Studio album by Kim Appleby
- Released: November 29, 1990
- Recorded: 1988–1990
- Genre: Pop; R&B;
- Label: Parlophone
- Producer: Pete Schwier; Craig Logan; George DeAngelis;

Kim Appleby chronology
|  | Kim Appleby (1990) | Breakaway (1993) |

= Kim Appleby (album) =

Kim Appleby is the debut solo album by English singer Kim Appleby, formerly one half of duo Mel and Kim. It features the singles "Don't Worry" (UK No. 2), "G.L.A.D" (UK No. 10), "Mama" (UK No. 19) and "If You Cared" (UK No. 44).

Following the death of her sister Mel in January 1990, with the aid of her then-boyfriend, ex-Bros bassist Craig Logan, Kim launched a solo career with much of the album composed of songs co-written with Mel, for what was intended to be the next Mel and Kim album.

Professional ratings
Review scores
| Source | Rating |
| Music Week | (favorable) |
| NME | 5/10 |

==Track listing==
All tracks written by Kim Appleby, Craig Logan and Melanie Appleby, except where noted.

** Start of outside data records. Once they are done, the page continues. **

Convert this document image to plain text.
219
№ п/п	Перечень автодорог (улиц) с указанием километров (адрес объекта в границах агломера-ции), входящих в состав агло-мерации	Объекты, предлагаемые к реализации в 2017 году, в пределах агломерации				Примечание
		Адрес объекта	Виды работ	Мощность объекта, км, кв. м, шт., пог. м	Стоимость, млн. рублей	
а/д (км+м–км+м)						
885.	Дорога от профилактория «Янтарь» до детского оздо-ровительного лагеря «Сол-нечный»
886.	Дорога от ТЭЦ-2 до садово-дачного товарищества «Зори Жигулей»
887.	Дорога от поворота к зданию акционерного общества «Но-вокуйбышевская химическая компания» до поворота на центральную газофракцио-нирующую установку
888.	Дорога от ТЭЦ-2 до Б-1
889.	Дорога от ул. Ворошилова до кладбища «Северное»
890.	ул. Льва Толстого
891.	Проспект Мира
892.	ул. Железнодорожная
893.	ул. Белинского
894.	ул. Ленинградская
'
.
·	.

| No. | Title | Writer(s) | Length |
|---|---|---|---|
| 1. | "Don't Worry" | K. Appleby; Logan; | 3:38 |
| 2. | "Mama" |  | 4:18 |
| 3. | "If You Cared" | K. Appleby; M. Appleby; | 4:09 |
| 4. | "Downtown Clown" | K. Appleby; M. Appleby; Chris Sutton; | 4:20 |
| 5. | "I'll Be There" | K. Appleby; M. Appleby; | 4:30 |
| 6. | "G.L.A.D" |  | 3:24 |
| 7. | "Hey You" |  | 3:44 |
| 8. | "What Did I Do Wrong?" |  | 3:45 |
| 9. | "Dodgy People" |  | 2:56 |
| 10. | "Teach Me" |  | 4:49 |

==Charts==

| Chart (1990–91) | Peak position |
|---|---|
| Australian Albums Chart | 159 |
| Austrian Albums Chart | 30 |
| Dutch Albums Chart | 65 |
| German Albums Chart | 45 |
| Swedish Albums Chart | 24 |
| Swiss Albums Chart | 36 |
| UK Albums Chart | 23 |

==Certifications==

| Region | Certification | Certified units/sales |
| United Kingdom (BPI) | Gold | 100,000^{^} |
^{^} Shipments figures based on certification alone.